Timeframe: 15-minute chart
Buy Entry:
- Box the Asian session from the open to the close marking the high and low of the session
- On the London open, wait for a candle to close beyond the high of the Asian session
- Enter a buy market order on the close of the breakout candle
Stop Loss: Set the stop loss at the low of the breakout candle
Take Profit: Set the take profit target at 50 pips from the entry price
Sell Entry:
- Box the Asian session from the open to the close marking the high and low of the session
- On the London open, wait for a candle to close beyond the low of the Asian session
- Enter a sell market order on the close of the breakout candle
Stop Loss: Set the stop loss at the high of the breakout candle
Take Profit: Set the take profit target at 50 pips from the entry price
Conclusion
This strategy is a simple yet logical strategy. It is suitable for beginners who are still trying to learn to read price action, or still trying to find the indicator that they want. For the meantime that they are still learning, they could use this simple strategy to earn while learning.

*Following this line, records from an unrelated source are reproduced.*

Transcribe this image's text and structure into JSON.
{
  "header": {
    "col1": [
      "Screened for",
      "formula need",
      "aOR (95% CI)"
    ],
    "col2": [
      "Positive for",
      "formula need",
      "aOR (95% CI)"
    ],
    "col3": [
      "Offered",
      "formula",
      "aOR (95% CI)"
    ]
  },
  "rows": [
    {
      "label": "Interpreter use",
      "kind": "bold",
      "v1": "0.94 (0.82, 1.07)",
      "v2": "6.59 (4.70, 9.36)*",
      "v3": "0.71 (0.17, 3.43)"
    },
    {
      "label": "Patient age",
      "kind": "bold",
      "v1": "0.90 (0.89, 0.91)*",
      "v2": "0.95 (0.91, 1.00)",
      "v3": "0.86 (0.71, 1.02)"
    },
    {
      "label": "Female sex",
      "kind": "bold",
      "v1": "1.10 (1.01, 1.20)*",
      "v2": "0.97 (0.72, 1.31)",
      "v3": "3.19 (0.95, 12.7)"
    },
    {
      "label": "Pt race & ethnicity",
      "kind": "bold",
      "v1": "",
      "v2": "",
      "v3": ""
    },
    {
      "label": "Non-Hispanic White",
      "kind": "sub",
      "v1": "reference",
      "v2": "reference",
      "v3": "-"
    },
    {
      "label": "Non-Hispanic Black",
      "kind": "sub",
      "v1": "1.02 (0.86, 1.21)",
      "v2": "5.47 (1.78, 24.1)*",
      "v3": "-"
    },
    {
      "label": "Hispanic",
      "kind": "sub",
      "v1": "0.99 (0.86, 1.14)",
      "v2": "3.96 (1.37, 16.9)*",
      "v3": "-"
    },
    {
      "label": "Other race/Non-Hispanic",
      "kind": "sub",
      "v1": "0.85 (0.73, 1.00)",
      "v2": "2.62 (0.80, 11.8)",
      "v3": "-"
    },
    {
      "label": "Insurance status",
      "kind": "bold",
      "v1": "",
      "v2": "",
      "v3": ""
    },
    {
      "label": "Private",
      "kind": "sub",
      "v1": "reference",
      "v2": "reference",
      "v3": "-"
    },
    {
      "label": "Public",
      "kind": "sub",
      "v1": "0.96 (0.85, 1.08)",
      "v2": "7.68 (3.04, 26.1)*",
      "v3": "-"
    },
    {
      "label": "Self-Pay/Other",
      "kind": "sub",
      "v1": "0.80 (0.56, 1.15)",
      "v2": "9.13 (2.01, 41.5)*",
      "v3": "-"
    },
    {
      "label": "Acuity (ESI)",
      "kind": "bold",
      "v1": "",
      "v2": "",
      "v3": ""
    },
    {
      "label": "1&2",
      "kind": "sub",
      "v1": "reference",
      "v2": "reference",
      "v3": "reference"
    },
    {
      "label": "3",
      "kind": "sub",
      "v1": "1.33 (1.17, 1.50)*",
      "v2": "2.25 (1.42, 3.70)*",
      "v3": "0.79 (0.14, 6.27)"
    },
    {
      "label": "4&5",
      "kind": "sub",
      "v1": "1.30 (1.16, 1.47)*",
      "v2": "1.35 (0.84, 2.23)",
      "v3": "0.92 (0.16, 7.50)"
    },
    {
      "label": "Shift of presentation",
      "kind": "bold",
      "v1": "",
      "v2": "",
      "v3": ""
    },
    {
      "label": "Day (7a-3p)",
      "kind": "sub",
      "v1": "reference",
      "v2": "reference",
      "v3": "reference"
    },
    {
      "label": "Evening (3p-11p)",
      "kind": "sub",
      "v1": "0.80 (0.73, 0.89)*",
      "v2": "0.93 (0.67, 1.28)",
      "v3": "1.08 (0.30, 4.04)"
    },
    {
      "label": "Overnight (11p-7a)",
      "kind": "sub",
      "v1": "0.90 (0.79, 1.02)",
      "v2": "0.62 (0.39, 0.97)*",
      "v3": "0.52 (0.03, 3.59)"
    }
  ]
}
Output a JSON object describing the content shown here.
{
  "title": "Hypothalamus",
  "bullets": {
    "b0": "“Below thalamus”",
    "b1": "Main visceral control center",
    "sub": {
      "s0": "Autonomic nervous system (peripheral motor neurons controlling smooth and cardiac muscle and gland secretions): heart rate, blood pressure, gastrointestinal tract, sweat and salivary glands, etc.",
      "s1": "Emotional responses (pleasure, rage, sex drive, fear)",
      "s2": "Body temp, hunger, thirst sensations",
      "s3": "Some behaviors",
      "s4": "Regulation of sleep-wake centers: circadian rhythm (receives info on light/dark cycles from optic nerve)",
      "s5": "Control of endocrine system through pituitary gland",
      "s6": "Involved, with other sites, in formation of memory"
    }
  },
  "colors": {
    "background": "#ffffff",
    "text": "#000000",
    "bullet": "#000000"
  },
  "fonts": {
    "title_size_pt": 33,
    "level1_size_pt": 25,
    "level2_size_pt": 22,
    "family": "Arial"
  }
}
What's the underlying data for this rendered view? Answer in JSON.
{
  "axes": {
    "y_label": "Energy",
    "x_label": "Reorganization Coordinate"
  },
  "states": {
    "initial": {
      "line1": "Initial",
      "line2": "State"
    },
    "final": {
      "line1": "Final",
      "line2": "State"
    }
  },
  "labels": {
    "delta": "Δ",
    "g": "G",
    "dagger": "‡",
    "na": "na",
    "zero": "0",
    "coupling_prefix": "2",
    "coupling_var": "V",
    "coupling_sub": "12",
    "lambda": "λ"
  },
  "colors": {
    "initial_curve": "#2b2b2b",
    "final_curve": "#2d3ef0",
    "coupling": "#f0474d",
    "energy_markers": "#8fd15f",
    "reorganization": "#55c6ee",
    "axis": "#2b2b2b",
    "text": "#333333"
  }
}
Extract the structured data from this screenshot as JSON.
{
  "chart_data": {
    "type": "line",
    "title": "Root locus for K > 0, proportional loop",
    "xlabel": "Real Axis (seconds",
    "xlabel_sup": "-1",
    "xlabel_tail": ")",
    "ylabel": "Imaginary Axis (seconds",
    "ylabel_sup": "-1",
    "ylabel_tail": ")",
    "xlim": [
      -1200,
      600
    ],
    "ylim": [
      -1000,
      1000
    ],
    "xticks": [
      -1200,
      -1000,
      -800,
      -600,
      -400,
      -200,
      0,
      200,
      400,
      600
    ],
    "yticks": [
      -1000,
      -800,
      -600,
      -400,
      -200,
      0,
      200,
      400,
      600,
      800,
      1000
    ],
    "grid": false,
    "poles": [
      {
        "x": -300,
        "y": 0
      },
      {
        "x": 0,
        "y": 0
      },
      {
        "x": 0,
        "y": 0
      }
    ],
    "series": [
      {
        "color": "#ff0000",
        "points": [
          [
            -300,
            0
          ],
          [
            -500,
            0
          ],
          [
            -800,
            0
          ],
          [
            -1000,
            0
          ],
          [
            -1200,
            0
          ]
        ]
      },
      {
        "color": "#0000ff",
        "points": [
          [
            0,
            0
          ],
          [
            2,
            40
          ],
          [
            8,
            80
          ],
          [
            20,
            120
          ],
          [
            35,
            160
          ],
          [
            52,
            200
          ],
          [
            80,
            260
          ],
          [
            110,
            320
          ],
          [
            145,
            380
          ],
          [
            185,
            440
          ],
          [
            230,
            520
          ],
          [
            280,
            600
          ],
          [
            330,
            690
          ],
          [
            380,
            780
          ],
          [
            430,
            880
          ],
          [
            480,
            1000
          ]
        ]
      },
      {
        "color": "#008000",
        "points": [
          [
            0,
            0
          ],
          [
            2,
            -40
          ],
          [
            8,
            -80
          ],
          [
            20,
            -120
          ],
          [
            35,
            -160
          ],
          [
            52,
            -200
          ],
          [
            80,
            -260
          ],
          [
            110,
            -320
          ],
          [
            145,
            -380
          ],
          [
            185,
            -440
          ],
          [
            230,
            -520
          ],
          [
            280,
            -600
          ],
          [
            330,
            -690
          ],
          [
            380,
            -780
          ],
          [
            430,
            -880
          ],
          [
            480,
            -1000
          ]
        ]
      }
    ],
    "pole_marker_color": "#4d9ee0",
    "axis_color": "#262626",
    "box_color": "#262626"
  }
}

Although this strategy is quite good, it does have failed breakouts. There will be time when after the breakout, price would dive back in the box and reverse to the other side. There are also times when the momentum candle is just too long, there is just little room for it to continue, then it reverses on your trade. There would also be times when the following few candles after the breakout, price would reverse for a while and even poke or close back in the box for a while before going our direction. You would notice that on our sample trades.
Remember, this is the Cable and it is very volatile. But this volatility could also make you money for a while.